Ray Billington, American History Before 1877 (1988)
Esta autêntica descrição do inferno na Terra supõe,, implicitamente um contraste com a vida "natural" que os ex-camponeses desfrutavam na antecedente era pré-industrial. Uma vida que seria fraternamente comunitária, em que as pessoas não estavam "alienadas" do seu trabalho, onde as criancinhas brincavam alegremente, entre prados e riachos, em contacto directo com a natureza, sempre vigiados de perto pelos pais na sua labuta diária, assim desfrutando de uma vida saudável e segura - um autêntico paraíso na Terra que o capitalismo veio destruir talvez para todo o sempre (caso as "boas almas" não consigam destruir a lógica da "ganância" estribada no "lucro fácil" ou na "usura").
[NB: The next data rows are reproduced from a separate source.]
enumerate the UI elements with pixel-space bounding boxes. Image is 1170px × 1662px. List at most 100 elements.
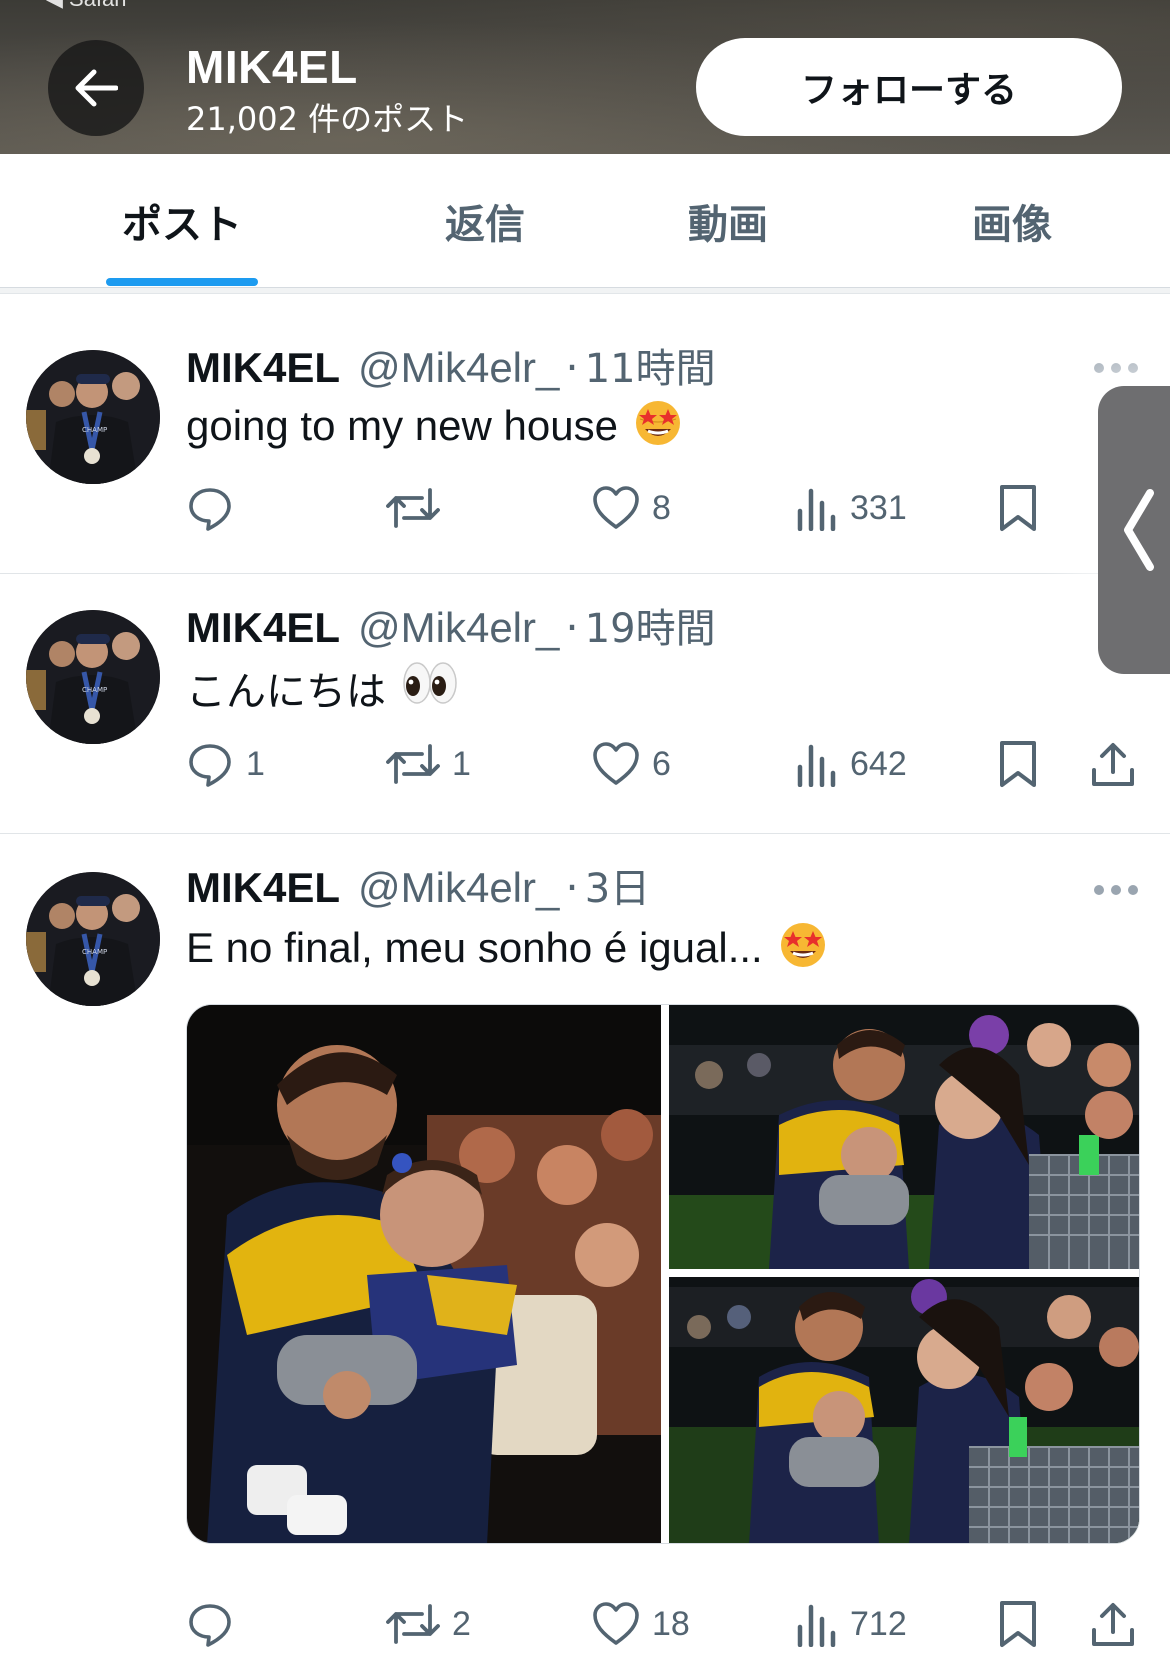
like-count: 6 bbox=[652, 744, 671, 783]
retweet-count: 2 bbox=[452, 1604, 471, 1643]
like-icon bbox=[593, 1602, 639, 1645]
svg-text:CHAMP: CHAMP bbox=[82, 686, 107, 694]
bookmark-button[interactable] bbox=[998, 734, 1038, 794]
view-count: 712 bbox=[850, 1604, 907, 1643]
like-count: 8 bbox=[652, 488, 671, 527]
bookmark-icon bbox=[1000, 741, 1036, 787]
bookmark-icon bbox=[1000, 485, 1036, 531]
retweet-button[interactable]: 2 bbox=[386, 1594, 471, 1654]
side-panel-handle[interactable] bbox=[1098, 386, 1170, 674]
avatar[interactable]: CHAMP bbox=[26, 872, 160, 1006]
views-button[interactable]: 712 bbox=[796, 1594, 907, 1654]
tweet-author-name[interactable]: MIK4EL bbox=[186, 604, 340, 652]
view-count: 331 bbox=[850, 488, 907, 527]
svg-text:CHAMP: CHAMP bbox=[82, 426, 107, 434]
like-button[interactable]: 8 bbox=[592, 478, 671, 538]
media-photo[interactable] bbox=[187, 1005, 661, 1543]
tweet-author-handle[interactable]: @Mik4elr_ bbox=[358, 604, 559, 652]
tweet-timestamp[interactable]: 19時間 bbox=[585, 596, 716, 654]
more-icon[interactable] bbox=[1094, 884, 1138, 896]
reply-icon bbox=[189, 488, 231, 531]
tweet-actions: 2 18 712 bbox=[186, 1594, 1146, 1654]
like-count: 18 bbox=[652, 1604, 690, 1643]
retweet-button[interactable] bbox=[386, 478, 452, 538]
bookmark-button[interactable] bbox=[998, 1594, 1038, 1654]
tweet-author-name[interactable]: MIK4EL bbox=[186, 864, 340, 912]
like-button[interactable]: 6 bbox=[592, 734, 671, 794]
retweet-icon bbox=[386, 488, 440, 528]
share-button[interactable] bbox=[1090, 1594, 1136, 1654]
tweet-body: going to my new house bbox=[186, 402, 618, 449]
post-count: 21,002 件のポスト bbox=[186, 100, 469, 138]
profile-tabs: ポスト 返信 動画 画像 bbox=[0, 154, 1170, 288]
tweet-media-grid[interactable] bbox=[186, 1004, 1140, 1544]
media-photo[interactable] bbox=[669, 1005, 1139, 1269]
follow-button[interactable]: フォローする bbox=[696, 38, 1122, 136]
tweet[interactable]: CHAMP MIK4EL @Mik4elr_ · 3日 E no final, … bbox=[0, 834, 1170, 1662]
views-icon bbox=[797, 1604, 836, 1647]
views-button[interactable]: 331 bbox=[796, 478, 907, 538]
tab-videos[interactable]: 動画 bbox=[620, 154, 836, 288]
reply-button[interactable] bbox=[186, 478, 246, 538]
share-button[interactable] bbox=[1090, 734, 1136, 794]
separator-dot: · bbox=[565, 603, 579, 652]
profile-header: ◀ Safari MIK4EL 21,002 件のポスト フォローする bbox=[0, 0, 1170, 154]
tweet[interactable]: CHAMP MIK4EL @Mik4elr_ · 11時間 going to m… bbox=[0, 294, 1170, 574]
tab-replies[interactable]: 返信 bbox=[380, 154, 590, 288]
star-struck-emoji-icon bbox=[632, 395, 684, 457]
back-button[interactable] bbox=[48, 40, 144, 136]
reply-button[interactable] bbox=[186, 1594, 246, 1654]
tweet-actions: 8 331 bbox=[186, 478, 1146, 538]
views-icon bbox=[797, 744, 836, 787]
separator-dot: · bbox=[565, 863, 579, 912]
retweet-icon bbox=[386, 744, 440, 784]
safari-return-link[interactable]: ◀ Safari bbox=[46, 0, 127, 11]
tweet-text: こんにちは bbox=[186, 660, 460, 716]
like-button[interactable]: 18 bbox=[592, 1594, 690, 1654]
tweet-text: E no final, meu sonho é igual... bbox=[186, 920, 829, 976]
view-count: 642 bbox=[850, 744, 907, 783]
tweet-timestamp[interactable]: 3日 bbox=[585, 856, 650, 914]
reply-icon bbox=[189, 744, 231, 787]
avatar[interactable]: CHAMP bbox=[26, 350, 160, 484]
tab-images[interactable]: 画像 bbox=[906, 154, 1118, 288]
back-arrow-icon bbox=[75, 69, 118, 107]
svg-text:CHAMP: CHAMP bbox=[82, 948, 107, 956]
separator-dot: · bbox=[565, 343, 579, 392]
tweet-timestamp[interactable]: 11時間 bbox=[585, 336, 716, 394]
share-icon bbox=[1092, 1603, 1134, 1646]
tweet[interactable]: CHAMP MIK4EL @Mik4elr_ · 19時間 こんにちは 1 1 … bbox=[0, 574, 1170, 834]
tweet-author-handle[interactable]: @Mik4elr_ bbox=[358, 864, 559, 912]
like-icon bbox=[593, 742, 639, 785]
more-icon[interactable] bbox=[1094, 362, 1138, 374]
like-icon bbox=[593, 486, 639, 529]
views-button[interactable]: 642 bbox=[796, 734, 907, 794]
tweet-text: going to my new house bbox=[186, 398, 684, 454]
bookmark-icon bbox=[1000, 1601, 1036, 1647]
views-icon bbox=[797, 488, 836, 531]
reply-icon bbox=[189, 1604, 231, 1647]
retweet-count: 1 bbox=[452, 744, 471, 783]
reply-button[interactable]: 1 bbox=[186, 734, 265, 794]
tweet-header: MIK4EL @Mik4elr_ · 19時間 bbox=[186, 596, 716, 654]
tab-posts[interactable]: ポスト bbox=[70, 154, 294, 288]
tweet-author-name[interactable]: MIK4EL bbox=[186, 344, 340, 392]
tweet-header: MIK4EL @Mik4elr_ · 3日 bbox=[186, 856, 650, 914]
active-tab-indicator bbox=[106, 278, 258, 286]
bookmark-button[interactable] bbox=[998, 478, 1038, 538]
star-struck-emoji-icon bbox=[777, 917, 829, 979]
tweet-author-handle[interactable]: @Mik4elr_ bbox=[358, 344, 559, 392]
profile-name: MIK4EL bbox=[186, 41, 358, 93]
tweet-actions: 1 1 6 642 bbox=[186, 734, 1146, 794]
retweet-button[interactable]: 1 bbox=[386, 734, 471, 794]
media-photo[interactable] bbox=[669, 1277, 1139, 1543]
tweet-body: こんにちは bbox=[186, 669, 386, 715]
tweet-body: E no final, meu sonho é igual... bbox=[186, 924, 763, 971]
share-icon bbox=[1092, 743, 1134, 786]
retweet-icon bbox=[386, 1604, 440, 1644]
eyes-emoji-icon bbox=[400, 659, 460, 717]
avatar[interactable]: CHAMP bbox=[26, 610, 160, 744]
chevron-left-icon bbox=[1124, 489, 1154, 571]
tweet-header: MIK4EL @Mik4elr_ · 11時間 bbox=[186, 336, 716, 394]
reply-count: 1 bbox=[246, 744, 265, 783]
E todavia... atente-se nos três gráficos seguintes (retirados daqui) que representam a evolução do PIB per capita mundial a partir de estatísticas coligidas separadamente por dois economistas, Brad De Long e Angus Maddison, que constituem, especialmente o segundo, a fonte de referência relativa às estatísticas do crescimento económico:

I - Desde 10000 a.C. até 2003 d.C. (Maddison apenas estimou valores para a nossa era)

Repare-se na anormalidade que se verifica na parte direita do gráfico. O que raio se terá passado para a provocar?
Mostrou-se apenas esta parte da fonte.